Development of a Data Fusion Framework to support the Analysis of Aviation Big Data
Pinon, Olivia J.
Mavris, Dimitri N.
MetadataShow full item record
The Federal Aviation Administration (FAA) is primarily responsible for the advancement, safety, and regulation of civil aviation, as well as overseeing the development of the air traffic control system in the United States. As such, it is faced with tremendous amounts of data on a daily basis. This data, which comes in high volumes, in various formats, from disparate sources and at various frequencies, is used by FAA analysts and researchers to make accurate forecasts, improve the safety and operational performance of their operations, and streamline processes.

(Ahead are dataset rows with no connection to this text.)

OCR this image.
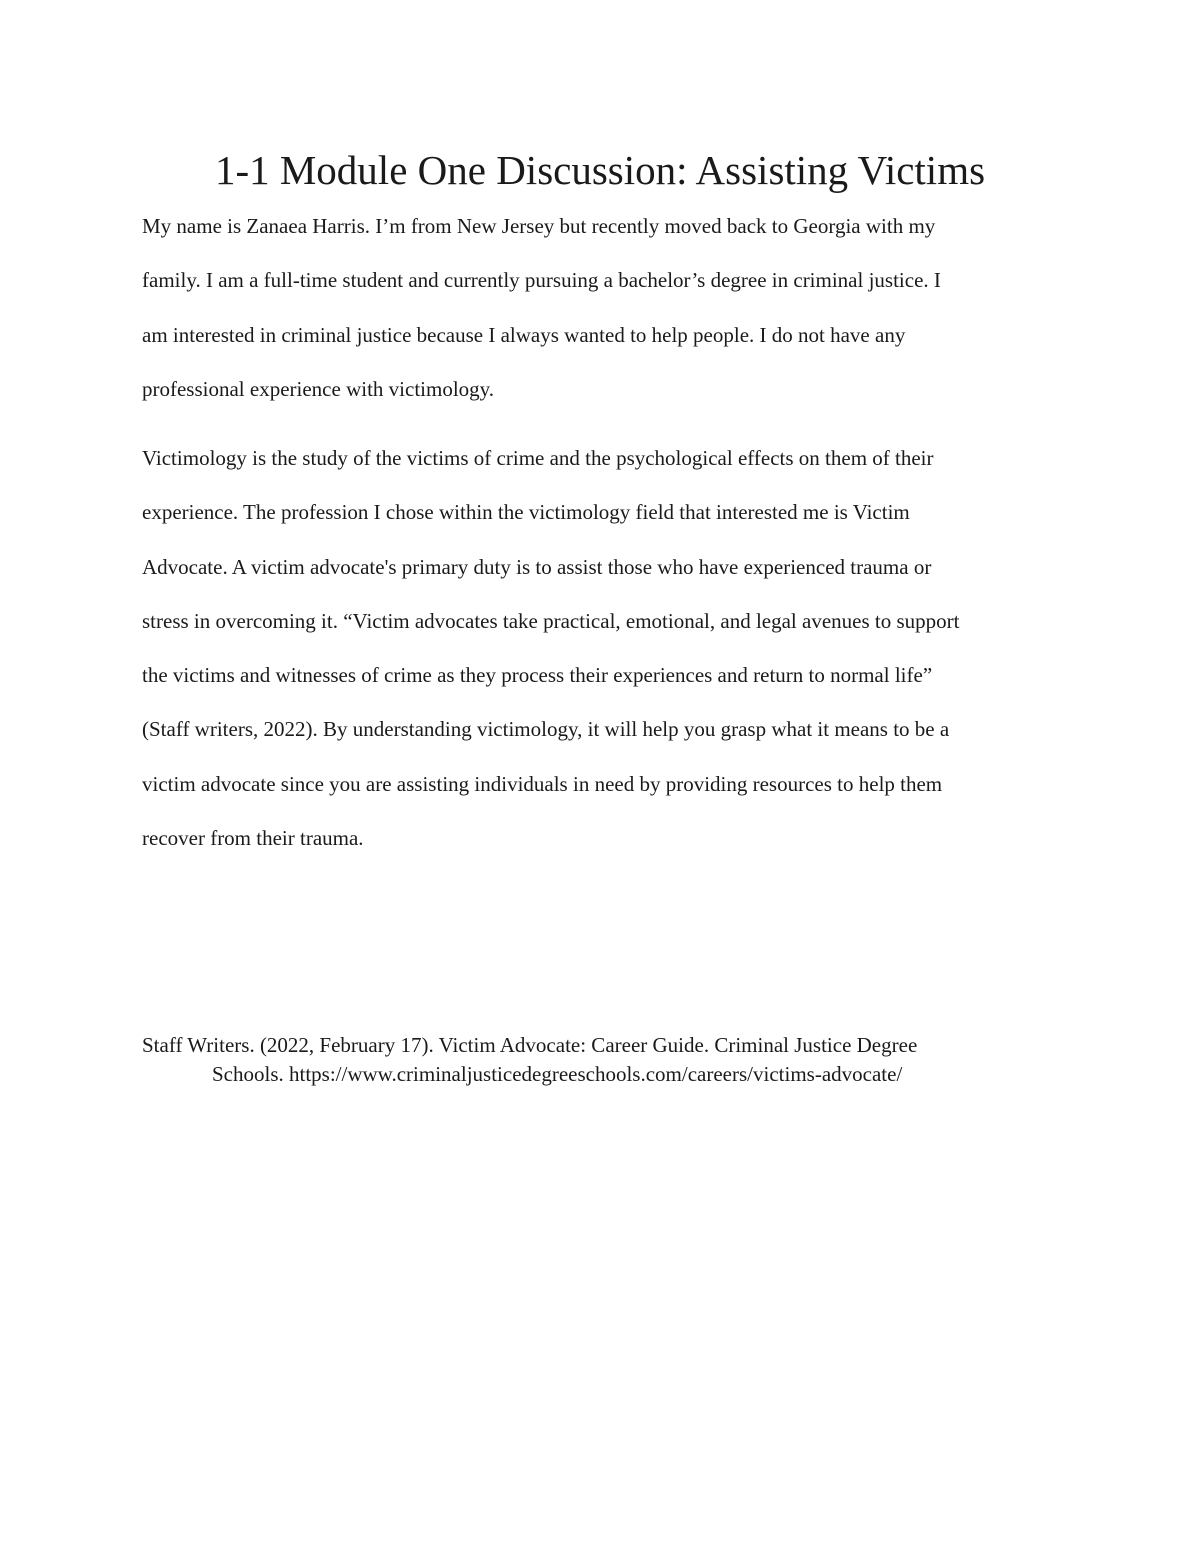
1-1 Module One Discussion: Assisting Victims

My name is Zanaea Harris. I’m from New Jersey but recently moved back to Georgia with my
family. I am a full-time student and currently pursuing a bachelor’s degree in criminal justice. I
am interested in criminal justice because I always wanted to help people. I do not have any
professional experience with victimology.

Victimology is the study of the victims of crime and the psychological effects on them of their
experience. The profession I chose within the victimology field that interested me is Victim
Advocate. A victim advocate's primary duty is to assist those who have experienced trauma or
stress in overcoming it. “Victim advocates take practical, emotional, and legal avenues to support
the victims and witnesses of crime as they process their experiences and return to normal life”
(Staff writers, 2022). By understanding victimology, it will help you grasp what it means to be a
victim advocate since you are assisting individuals in need by providing resources to help them
recover from their trauma.

Staff Writers. (2022, February 17). Victim Advocate: Career Guide. Criminal Justice Degree
Schools. https://www.criminaljusticedegreeschools.com/careers/victims-advocate/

However, by its very nature, aviation Big Data presents a number of challenges to analysts: it impedes their ability to get a real-time picture of the state of the system, identify trends and operational patterns, make real-time predictions, etc. As such, the overarching objective of the present effort is to support FAA through the development of a data fusion framework to support the analysis of aviation Big Data. For the purpose of this research, three datasets were considered: System-Wide Information Management (SWIM) Flight Publication Data Service (SFDPS), Traffic Flow Management System (TFMS), and Meteorological Terminal Aviation Routine (METAR). The equivalent of one day of data was retrieved from each dataset, parsed and fused. A use case was then used to illustrate how a data fusion framework could be used by FAA analysts and researchers. The use case focused on predicting the occurrence of weather-related Ground Delay Programs (GDP) at the Newark (EWR), La Guardia (LGA), and Boston Logan (BOS) International Airports. This involved developing a prediction model using the Decision Tree Machine Learning technique. Evaluation metrics such as Matthew’s Correlation Coefficient were then used to evaluate the model’s performance. It is expected that a data fusion framework, once integrated within the FAA’s Computing and Analytics Shared Services Integrated Environment (CASSIE) could be used by analysts and researchers alike to identify trends and patterns and develop efficient methods to ensure that the U.S. civil and general aviation remains the safest in the world.